Impaired awareness may disrupt both cognitive and affective functioning.[10] Therefore, existing neuropsychological measures seldom correlate in a robust way with disturbances of awareness. That the BNIS attempts to sample this important dimension is an added advantage compared to many existing screening tests.

Study Limitations

The present study did not specifically address how different types of brain disorders actually affect performance on the BNIS. For example, different types of neuropathological lesions differentially affect neuropsychological performance.[2] Clinically, we have observed that different patterns of injury are associated with different neuropathological conditions. However, further studies are needed to explore this important dimension when interpreting the findings from the BNIS.

The present study did not address the sensitivity and specificity of the BNIS. In the standardization sample of 500 brain dysfunctional patients and 200 normal controls,[13] the sensitivity of the total score was 92% but its specificity was only 48%. The specificity, however, was 93% for the ability to recall three words with distraction (one of the items on the BNIS). The total score from any screening instrument may well be sensitive but lack specificity. Therefore, clinicians must consider measures other than the BNIS total score to increase estimates of specificity in large groups of individuals screened for higher cerebral dysfunction.
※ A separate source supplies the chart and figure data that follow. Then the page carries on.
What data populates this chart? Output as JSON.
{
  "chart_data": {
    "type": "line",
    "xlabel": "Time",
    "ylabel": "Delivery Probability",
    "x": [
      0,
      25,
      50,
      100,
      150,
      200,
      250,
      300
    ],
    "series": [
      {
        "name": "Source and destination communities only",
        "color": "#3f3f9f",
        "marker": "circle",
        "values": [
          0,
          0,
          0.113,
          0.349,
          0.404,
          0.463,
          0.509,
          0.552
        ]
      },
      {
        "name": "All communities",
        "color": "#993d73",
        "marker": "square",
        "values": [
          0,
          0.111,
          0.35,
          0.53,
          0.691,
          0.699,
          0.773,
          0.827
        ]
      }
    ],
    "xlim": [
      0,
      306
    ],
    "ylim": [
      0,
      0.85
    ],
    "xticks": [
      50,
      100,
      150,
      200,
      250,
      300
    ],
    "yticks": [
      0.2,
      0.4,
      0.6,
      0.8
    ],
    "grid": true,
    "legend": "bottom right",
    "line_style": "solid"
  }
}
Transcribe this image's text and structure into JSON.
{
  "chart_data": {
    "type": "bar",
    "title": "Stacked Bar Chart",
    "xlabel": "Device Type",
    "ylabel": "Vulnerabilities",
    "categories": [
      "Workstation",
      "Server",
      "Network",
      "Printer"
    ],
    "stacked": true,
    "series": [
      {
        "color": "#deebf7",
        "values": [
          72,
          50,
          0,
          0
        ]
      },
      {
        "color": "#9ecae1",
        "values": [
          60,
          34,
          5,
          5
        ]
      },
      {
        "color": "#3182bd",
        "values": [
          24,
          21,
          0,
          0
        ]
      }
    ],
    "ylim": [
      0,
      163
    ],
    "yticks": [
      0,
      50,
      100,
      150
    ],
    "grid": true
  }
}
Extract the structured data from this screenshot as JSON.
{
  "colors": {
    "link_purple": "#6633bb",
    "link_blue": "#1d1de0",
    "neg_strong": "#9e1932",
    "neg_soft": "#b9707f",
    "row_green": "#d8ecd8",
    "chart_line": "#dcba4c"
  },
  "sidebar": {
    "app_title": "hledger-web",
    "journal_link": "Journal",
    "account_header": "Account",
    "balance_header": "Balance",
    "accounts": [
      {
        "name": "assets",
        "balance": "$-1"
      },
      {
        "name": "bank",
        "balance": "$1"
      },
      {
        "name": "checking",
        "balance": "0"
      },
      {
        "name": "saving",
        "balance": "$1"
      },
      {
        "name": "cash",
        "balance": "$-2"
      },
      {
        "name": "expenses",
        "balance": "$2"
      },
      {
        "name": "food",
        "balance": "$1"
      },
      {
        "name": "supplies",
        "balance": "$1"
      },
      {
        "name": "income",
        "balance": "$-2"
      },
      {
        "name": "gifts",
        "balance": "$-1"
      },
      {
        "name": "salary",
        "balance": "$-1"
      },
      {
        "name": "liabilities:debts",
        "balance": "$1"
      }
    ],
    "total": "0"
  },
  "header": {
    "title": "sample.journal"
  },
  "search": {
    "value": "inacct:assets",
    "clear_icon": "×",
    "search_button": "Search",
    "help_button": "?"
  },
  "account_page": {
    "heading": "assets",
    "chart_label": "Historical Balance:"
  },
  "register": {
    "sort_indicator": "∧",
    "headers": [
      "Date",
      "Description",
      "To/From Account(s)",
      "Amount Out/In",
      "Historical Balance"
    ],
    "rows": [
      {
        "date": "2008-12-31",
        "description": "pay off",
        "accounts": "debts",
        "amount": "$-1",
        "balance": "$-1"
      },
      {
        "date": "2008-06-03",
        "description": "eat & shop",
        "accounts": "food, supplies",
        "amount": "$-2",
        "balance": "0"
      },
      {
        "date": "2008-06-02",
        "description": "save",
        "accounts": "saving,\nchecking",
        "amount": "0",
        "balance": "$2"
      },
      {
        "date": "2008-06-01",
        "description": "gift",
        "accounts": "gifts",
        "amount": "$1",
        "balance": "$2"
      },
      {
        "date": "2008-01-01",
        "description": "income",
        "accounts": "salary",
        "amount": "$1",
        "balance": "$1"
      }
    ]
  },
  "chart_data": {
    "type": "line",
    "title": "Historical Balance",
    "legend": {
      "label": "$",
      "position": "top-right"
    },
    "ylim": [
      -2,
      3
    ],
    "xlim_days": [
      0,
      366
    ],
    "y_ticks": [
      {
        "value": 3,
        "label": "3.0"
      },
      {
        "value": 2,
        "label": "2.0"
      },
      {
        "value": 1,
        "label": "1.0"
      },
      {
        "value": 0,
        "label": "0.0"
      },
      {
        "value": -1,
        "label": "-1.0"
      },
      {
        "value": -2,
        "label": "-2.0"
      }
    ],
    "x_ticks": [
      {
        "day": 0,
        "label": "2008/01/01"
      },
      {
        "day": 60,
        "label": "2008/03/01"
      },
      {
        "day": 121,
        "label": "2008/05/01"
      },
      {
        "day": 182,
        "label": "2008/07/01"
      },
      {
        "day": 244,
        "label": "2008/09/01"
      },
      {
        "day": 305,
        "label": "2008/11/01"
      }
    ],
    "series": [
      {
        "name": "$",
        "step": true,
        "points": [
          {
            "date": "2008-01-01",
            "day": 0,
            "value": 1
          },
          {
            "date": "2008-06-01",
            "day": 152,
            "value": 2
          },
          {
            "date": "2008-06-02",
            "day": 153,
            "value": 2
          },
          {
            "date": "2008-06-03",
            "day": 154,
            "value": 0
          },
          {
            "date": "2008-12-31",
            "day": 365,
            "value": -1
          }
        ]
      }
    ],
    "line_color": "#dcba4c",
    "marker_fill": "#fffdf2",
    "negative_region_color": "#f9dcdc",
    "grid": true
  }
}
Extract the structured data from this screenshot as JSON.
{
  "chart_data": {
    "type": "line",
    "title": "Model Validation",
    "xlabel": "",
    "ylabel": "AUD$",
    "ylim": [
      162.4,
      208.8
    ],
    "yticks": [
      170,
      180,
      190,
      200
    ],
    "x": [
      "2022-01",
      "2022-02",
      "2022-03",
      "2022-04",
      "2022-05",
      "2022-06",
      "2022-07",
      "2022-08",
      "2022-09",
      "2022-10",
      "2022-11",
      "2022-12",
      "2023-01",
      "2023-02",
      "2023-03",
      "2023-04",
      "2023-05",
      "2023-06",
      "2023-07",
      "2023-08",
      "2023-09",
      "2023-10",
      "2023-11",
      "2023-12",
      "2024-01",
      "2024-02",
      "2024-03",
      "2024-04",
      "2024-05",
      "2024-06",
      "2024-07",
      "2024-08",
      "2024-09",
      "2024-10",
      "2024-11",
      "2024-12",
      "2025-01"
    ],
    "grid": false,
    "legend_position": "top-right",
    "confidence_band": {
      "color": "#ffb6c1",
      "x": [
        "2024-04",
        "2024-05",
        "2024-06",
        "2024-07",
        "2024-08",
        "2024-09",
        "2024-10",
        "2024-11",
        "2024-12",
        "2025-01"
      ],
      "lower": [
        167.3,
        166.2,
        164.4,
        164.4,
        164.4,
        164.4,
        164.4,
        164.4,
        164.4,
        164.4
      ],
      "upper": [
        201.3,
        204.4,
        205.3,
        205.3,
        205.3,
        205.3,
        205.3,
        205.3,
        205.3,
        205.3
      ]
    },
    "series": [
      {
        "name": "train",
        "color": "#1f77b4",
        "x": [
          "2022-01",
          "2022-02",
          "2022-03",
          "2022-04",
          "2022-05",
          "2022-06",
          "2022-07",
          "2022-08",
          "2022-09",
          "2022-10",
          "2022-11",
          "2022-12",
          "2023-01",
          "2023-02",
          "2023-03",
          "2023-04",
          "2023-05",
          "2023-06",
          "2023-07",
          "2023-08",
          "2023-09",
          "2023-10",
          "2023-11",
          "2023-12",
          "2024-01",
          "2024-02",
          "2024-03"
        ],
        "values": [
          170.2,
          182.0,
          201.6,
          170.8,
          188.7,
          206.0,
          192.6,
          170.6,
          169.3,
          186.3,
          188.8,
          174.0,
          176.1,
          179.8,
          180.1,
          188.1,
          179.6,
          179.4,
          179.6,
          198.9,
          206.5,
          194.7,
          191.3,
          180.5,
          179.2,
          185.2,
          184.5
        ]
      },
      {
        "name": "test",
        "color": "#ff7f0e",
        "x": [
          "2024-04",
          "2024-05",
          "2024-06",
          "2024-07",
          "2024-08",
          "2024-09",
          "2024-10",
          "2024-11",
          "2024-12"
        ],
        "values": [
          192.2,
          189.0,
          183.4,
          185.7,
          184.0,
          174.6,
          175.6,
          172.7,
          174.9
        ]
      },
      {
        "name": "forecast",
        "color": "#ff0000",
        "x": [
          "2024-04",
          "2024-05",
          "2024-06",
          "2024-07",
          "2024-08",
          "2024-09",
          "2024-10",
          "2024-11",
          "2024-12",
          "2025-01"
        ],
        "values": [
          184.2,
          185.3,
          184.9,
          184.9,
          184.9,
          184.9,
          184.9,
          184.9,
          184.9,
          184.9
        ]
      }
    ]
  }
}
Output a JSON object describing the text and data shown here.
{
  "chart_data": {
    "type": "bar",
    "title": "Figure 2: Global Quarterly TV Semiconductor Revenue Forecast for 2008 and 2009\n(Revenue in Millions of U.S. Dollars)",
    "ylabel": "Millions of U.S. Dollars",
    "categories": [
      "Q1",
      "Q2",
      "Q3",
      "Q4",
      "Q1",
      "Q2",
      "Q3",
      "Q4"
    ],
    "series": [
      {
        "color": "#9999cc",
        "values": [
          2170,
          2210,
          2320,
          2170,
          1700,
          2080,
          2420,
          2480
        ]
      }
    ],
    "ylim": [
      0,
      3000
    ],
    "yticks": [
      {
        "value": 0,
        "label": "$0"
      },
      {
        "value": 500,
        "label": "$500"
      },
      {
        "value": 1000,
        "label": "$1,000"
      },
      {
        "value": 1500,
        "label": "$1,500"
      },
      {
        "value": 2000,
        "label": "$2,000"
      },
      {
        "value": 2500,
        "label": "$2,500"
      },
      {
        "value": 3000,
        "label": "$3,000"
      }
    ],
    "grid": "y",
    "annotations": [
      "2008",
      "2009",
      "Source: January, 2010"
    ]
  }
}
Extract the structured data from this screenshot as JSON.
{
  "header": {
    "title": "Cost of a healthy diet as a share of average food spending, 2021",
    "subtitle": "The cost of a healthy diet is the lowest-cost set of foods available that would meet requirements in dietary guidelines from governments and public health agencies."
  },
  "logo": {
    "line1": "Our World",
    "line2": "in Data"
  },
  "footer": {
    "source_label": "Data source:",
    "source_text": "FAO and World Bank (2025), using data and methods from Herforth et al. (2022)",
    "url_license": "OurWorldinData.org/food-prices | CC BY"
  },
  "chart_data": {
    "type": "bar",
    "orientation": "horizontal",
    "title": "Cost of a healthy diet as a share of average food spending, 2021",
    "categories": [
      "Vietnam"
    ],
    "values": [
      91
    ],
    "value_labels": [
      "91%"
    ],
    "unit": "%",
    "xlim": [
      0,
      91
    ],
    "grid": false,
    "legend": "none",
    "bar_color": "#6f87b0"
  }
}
The BNIS appears to be a promising screening test for higher cerebral dysfunction. The total score obtained from this measure correlated with both the HII and the Wechsler IQ. Relationships between specific BNIS subtests and Verbal and Performance IQ measures of the WAIS-R were consistent with earlier findings. The data from these two independent samples of brain dysfunctional patients suggest that the BNIS is a useful measure for clinical practice and research.